NO SUCH PLACE: Opens February 26, 2015

detail from The Garden, 2015


No Such Place: Contemporary African Artists in America
Curated by Larry Ossei-Mensah & Dexter Wimberly 
Opening Reception: February 26, Thursday, 6-8pm
Edward Tyler Nahem Gallery 
37 West 57th Street, NY
February 26-April 3, 2015



featuring: ruby onyinyechi amanze, Modou Dieng, Brendan Fernandes, Derek Fordjour, SherinGuirguis, Vivienne KoorlandWura-Natasha Ogunji, and AdejokeTugbiyele

Edward Tyler Nahem Fine Art announces No Such Place: Contemporary African Artists in America curated by Larry Ossei-Mensah and Dexter Wimberly, a group exhibition that highlights recent work by nine contemporary African artists living and working in the United States.
The exhibition’s curators, Larry Ossei-Mensah and Dexter Wimberly, seek to initiate a nuanced discussion about "Africaness" in the context of contemporary culture. By including multi-generational artists from African countries as varied as Egypt, Ghana, Kenya, Nigeria, Senegal, South Africa, and Zimbabwe, they seek to further debunk the idea of Africa as a singular, monolithic "place". The exhibition highlights artists who express cultural duality and punctuates the complexities of African identity.

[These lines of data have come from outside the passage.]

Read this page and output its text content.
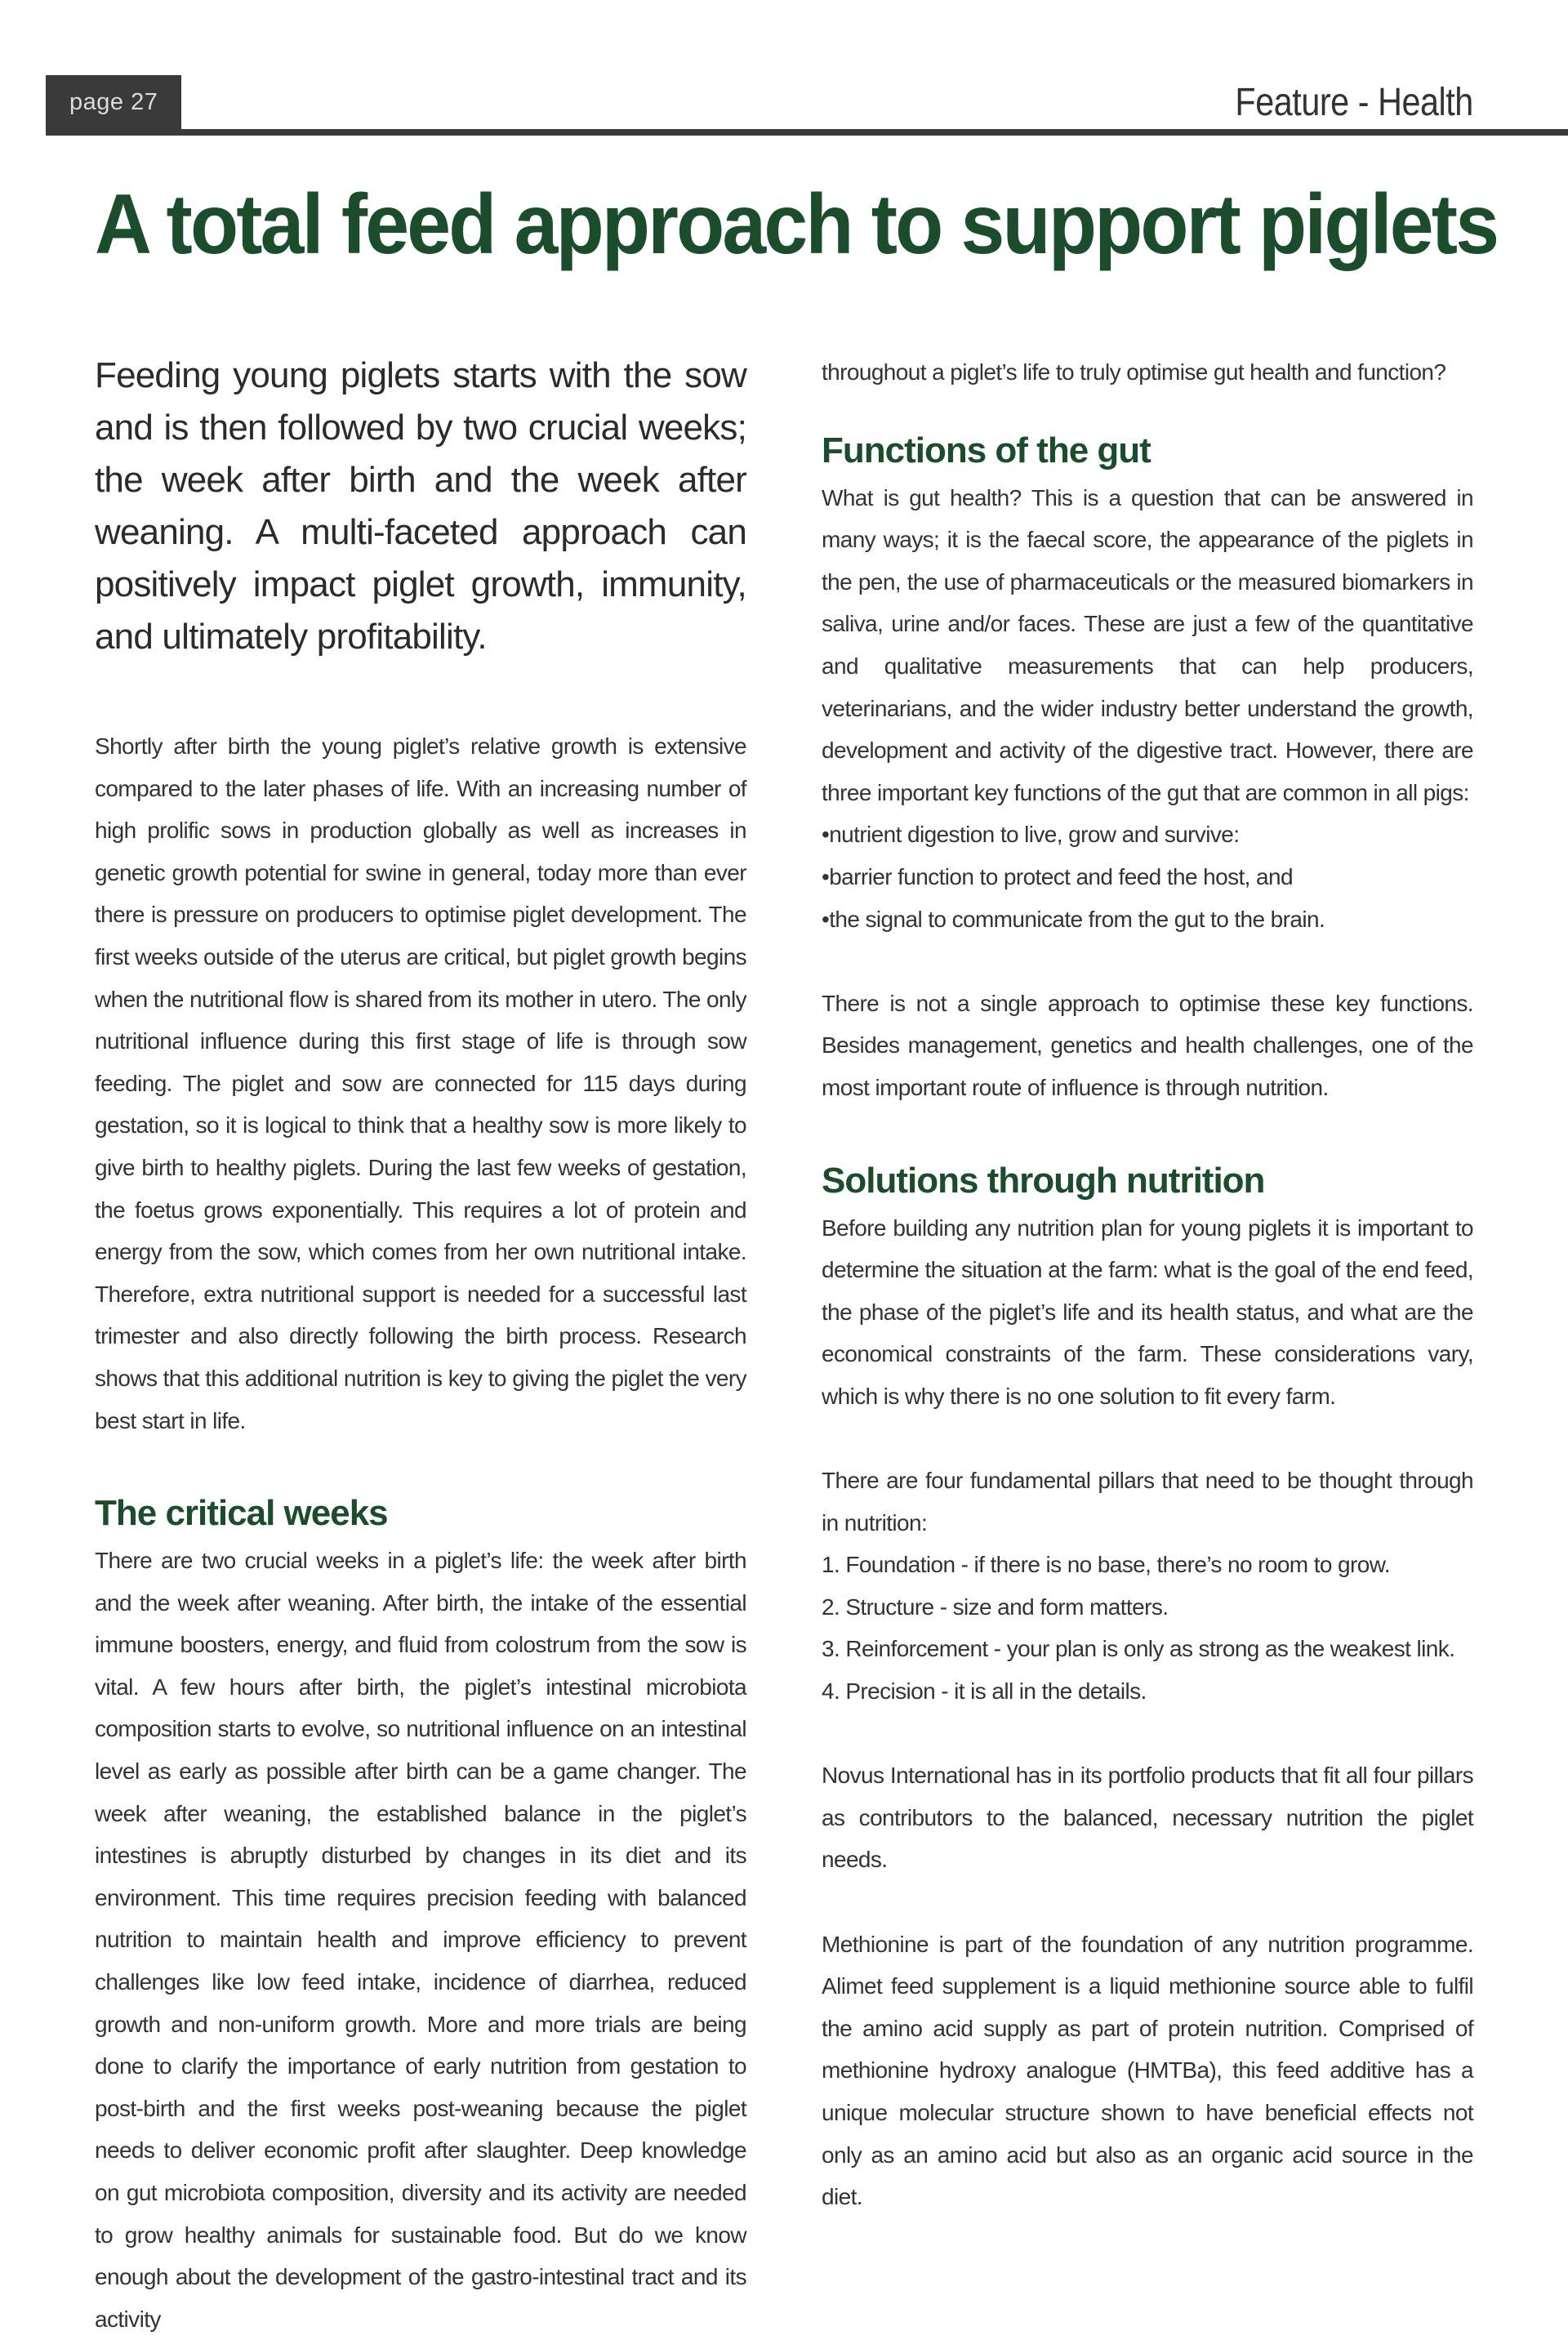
page 27	Feature - Health
A total feed approach to support piglets

Feeding young piglets starts with the sow and is then followed by two crucial weeks; the week after birth and the week after weaning. A multi-faceted approach can positively impact piglet growth, immunity, and ultimately profitability.

Shortly after birth the young piglet’s relative growth is extensive compared to the later phases of life. With an increasing number of high prolific sows in production globally as well as increases in genetic growth potential for swine in general, today more than ever there is pressure on producers to optimise piglet development. The first weeks outside of the uterus are critical, but piglet growth begins when the nutritional flow is shared from its mother in utero. The only nutritional influence during this first stage of life is through sow feeding. The piglet and sow are connected for 115 days during gestation, so it is logical to think that a healthy sow is more likely to give birth to healthy piglets. During the last few weeks of gestation, the foetus grows exponentially. This requires a lot of protein and energy from the sow, which comes from her own nutritional intake. Therefore, extra nutritional support is needed for a successful last trimester and also directly following the birth process. Research shows that this additional nutrition is key to giving the piglet the very best start in life.

The critical weeks

There are two crucial weeks in a piglet’s life: the week after birth and the week after weaning. After birth, the intake of the essential immune boosters, energy, and fluid from colostrum from the sow is vital. A few hours after birth, the piglet’s intestinal microbiota composition starts to evolve, so nutritional influence on an intestinal level as early as possible after birth can be a game changer. The week after weaning, the established balance in the piglet’s intestines is abruptly disturbed by changes in its diet and its environment. This time requires precision feeding with balanced nutrition to maintain health and improve efficiency to prevent challenges like low feed intake, incidence of diarrhea, reduced growth and non-uniform growth. More and more trials are being done to clarify the importance of early nutrition from gestation to post-birth and the first weeks post-weaning because the piglet needs to deliver economic profit after slaughter. Deep knowledge on gut microbiota composition, diversity and its activity are needed to grow healthy animals for sustainable food. But do we know enough about the development of the gastro-intestinal tract and its activity

throughout a piglet’s life to truly optimise gut health and function?

Functions of the gut

What is gut health? This is a question that can be answered in many ways; it is the faecal score, the appearance of the piglets in the pen, the use of pharmaceuticals or the measured biomarkers in saliva, urine and/or faces. These are just a few of the quantitative and qualitative measurements that can help producers, veterinarians, and the wider industry better understand the growth, development and activity of the digestive tract. However, there are three important key functions of the gut that are common in all pigs:

• nutrient digestion to live, grow and survive:
• barrier function to protect and feed the host, and
• the signal to communicate from the gut to the brain.

There is not a single approach to optimise these key functions. Besides management, genetics and health challenges, one of the most important route of influence is through nutrition.

Solutions through nutrition

Before building any nutrition plan for young piglets it is important to determine the situation at the farm: what is the goal of the end feed, the phase of the piglet’s life and its health status, and what are the economical constraints of the farm. These considerations vary, which is why there is no one solution to fit every farm.

There are four fundamental pillars that need to be thought through in nutrition:

1. Foundation - if there is no base, there’s no room to grow.
2. Structure - size and form matters.
3. Reinforcement - your plan is only as strong as the weakest link.
4. Precision - it is all in the details.

Novus International has in its portfolio products that fit all four pillars as contributors to the balanced, necessary nutrition the piglet needs.

Methionine is part of the foundation of any nutrition programme. Alimet feed supplement is a liquid methionine source able to fulfil the amino acid supply as part of protein nutrition. Comprised of methionine hydroxy analogue (HMTBa), this feed additive has a unique molecular structure shown to have beneficial effects not only as an amino acid but also as an organic acid source in the diet.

In stating, "There is no such thing as contemporary African art – there is only contemporary art from Africa,” Bisi Silva, independent curator and founder/director of the Centre for Contemporary Art in Lagos, Nigeria warns against generic geographical descriptions of art from a continent that is so vast and diverse. Taking a cue from Silva’s significant statement, No Such Place investigates the overlapping signifiers and great diversity present in these particular artists’ work, providing a space that fosters a broader dialogue about culture, aesthetics, religion and politics. No Such Place dives into artistic intuition, exploring how these nine artists process identity and represent their individual points of view.

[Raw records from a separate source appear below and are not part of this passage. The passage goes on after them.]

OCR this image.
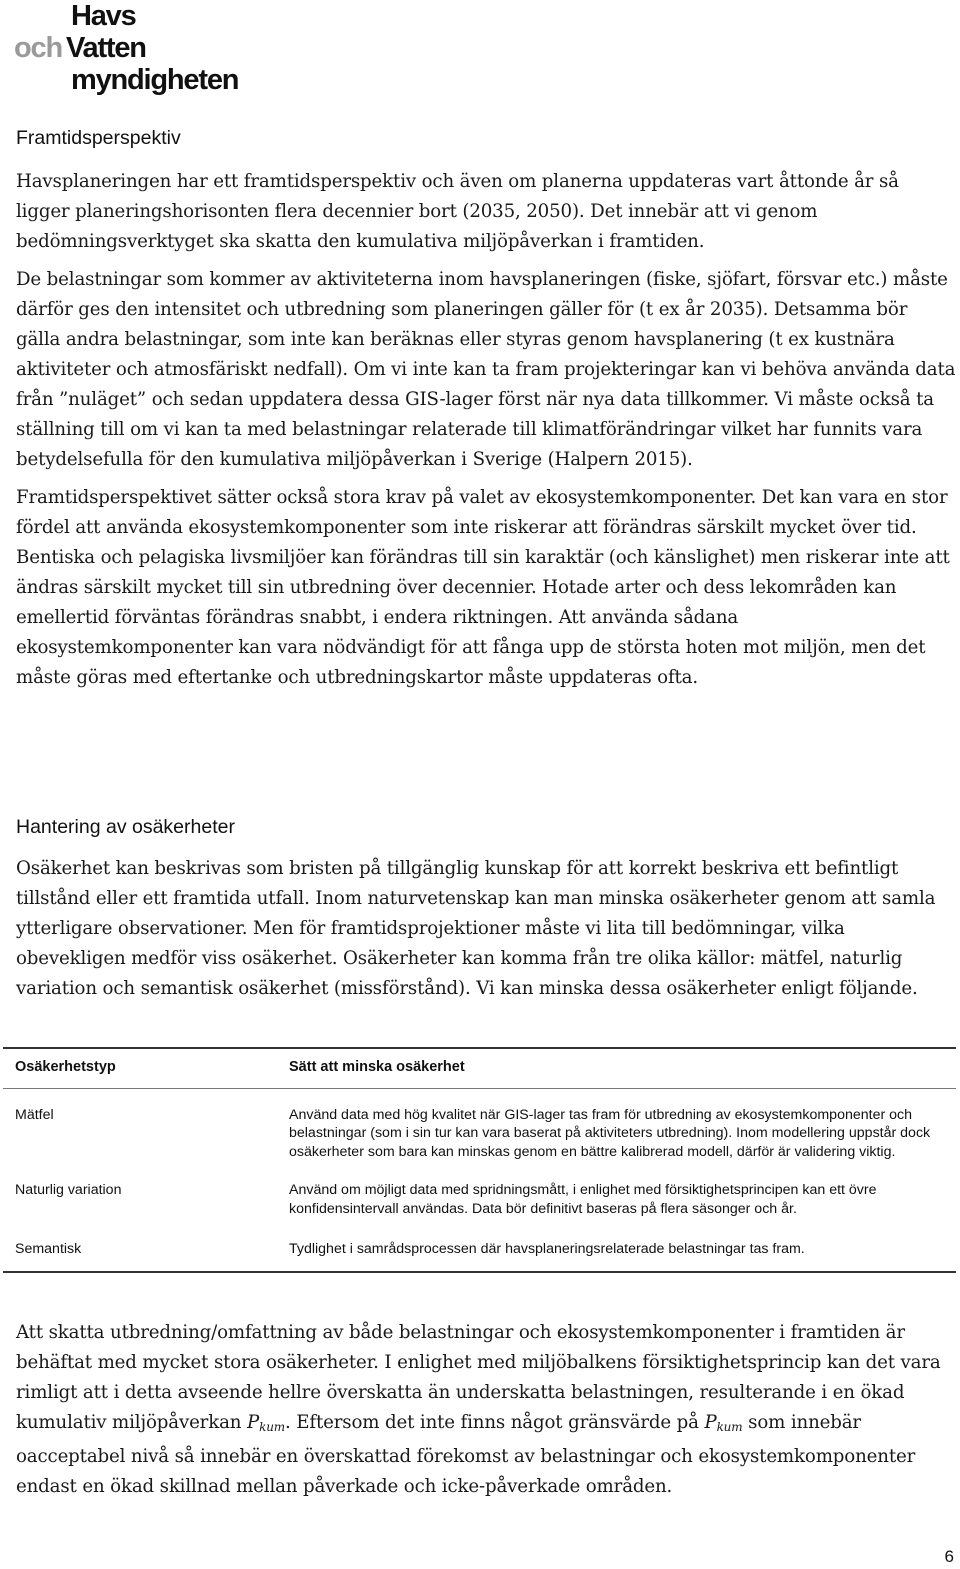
Havs
och Vatten
myndigheten
Framtidsperspektiv

Havsplaneringen har ett framtidsperspektiv och även om planerna uppdateras vart åttonde år så ligger planeringshorisonten flera decennier bort (2035, 2050). Det innebär att vi genom bedömningsverktyget ska skatta den kumulativa miljöpåverkan i framtiden.

De belastningar som kommer av aktiviteterna inom havsplaneringen (fiske, sjöfart, försvar etc.) måste därför ges den intensitet och utbredning som planeringen gäller för (t ex år 2035). Detsamma bör gälla andra belastningar, som inte kan beräknas eller styras genom havsplanering (t ex kustnära aktiviteter och atmosfäriskt nedfall). Om vi inte kan ta fram projekteringar kan vi behöva använda data från ”nuläget” och sedan uppdatera dessa GIS-lager först när nya data tillkommer. Vi måste också ta ställning till om vi kan ta med belastningar relaterade till klimatförändringar vilket har funnits vara betydelsefulla för den kumulativa miljöpåverkan i Sverige (Halpern 2015).

Framtidsperspektivet sätter också stora krav på valet av ekosystemkomponenter. Det kan vara en stor fördel att använda ekosystemkomponenter som inte riskerar att förändras särskilt mycket över tid. Bentiska och pelagiska livsmiljöer kan förändras till sin karaktär (och känslighet) men riskerar inte att ändras särskilt mycket till sin utbredning över decennier. Hotade arter och dess lekområden kan emellertid förväntas förändras snabbt, i endera riktningen. Att använda sådana ekosystemkomponenter kan vara nödvändigt för att fånga upp de största hoten mot miljön, men det måste göras med eftertanke och utbredningskartor måste uppdateras ofta.

Hantering av osäkerheter

Osäkerhet kan beskrivas som bristen på tillgänglig kunskap för att korrekt beskriva ett befintligt tillstånd eller ett framtida utfall. Inom naturvetenskap kan man minska osäkerheter genom att samla ytterligare observationer. Men för framtidsprojektioner måste vi lita till bedömningar, vilka obevekligen medför viss osäkerhet. Osäkerheter kan komma från tre olika källor: mätfel, naturlig variation och semantisk osäkerhet (missförstånd). Vi kan minska dessa osäkerheter enligt följande.

Osäkerhetstyp	Sätt att minska osäkerhet
Mätfel	Använd data med hög kvalitet när GIS-lager tas fram för utbredning av ekosystemkomponenter och belastningar (som i sin tur kan vara baserat på aktiviteters utbredning). Inom modellering uppstår dock osäkerheter som bara kan minskas genom en bättre kalibrerad modell, därför är validering viktig.
Naturlig variation	Använd om möjligt data med spridningsmått, i enlighet med försiktighetsprincipen kan ett övre konfidensintervall användas. Data bör definitivt baseras på flera säsonger och år.
Semantisk	Tydlighet i samrådsprocessen där havsplaneringsrelaterade belastningar tas fram.

Att skatta utbredning/omfattning av både belastningar och ekosystemkomponenter i framtiden är behäftat med mycket stora osäkerheter. I enlighet med miljöbalkens försiktighetsprincip kan det vara rimligt att i detta avseende hellre överskatta än underskatta belastningen, resulterande i en ökad kumulativ miljöpåverkan $P_{kum}$. Eftersom det inte finns något gränsvärde på $P_{kum}$ som innebär oacceptabel nivå så innebär en överskattad förekomst av belastningar och ekosystemkomponenter endast en ökad skillnad mellan påverkade och icke-påverkade områden.

6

According to Nahem "There is a new and talented wave of artists emanating from all corners of the rich cultural tapestry known as Africa. We are excited to share in this exploration of contemporary work from a small group of artists from the diaspora, whose diversity lends itself to age, gender, roots and geography. Their new world is ideally one that opens us up to our own concept of the newness of Africa today. We are excited to provide such a forum and hopefully to be a meeting ground and catalyst for its growth and dissemination."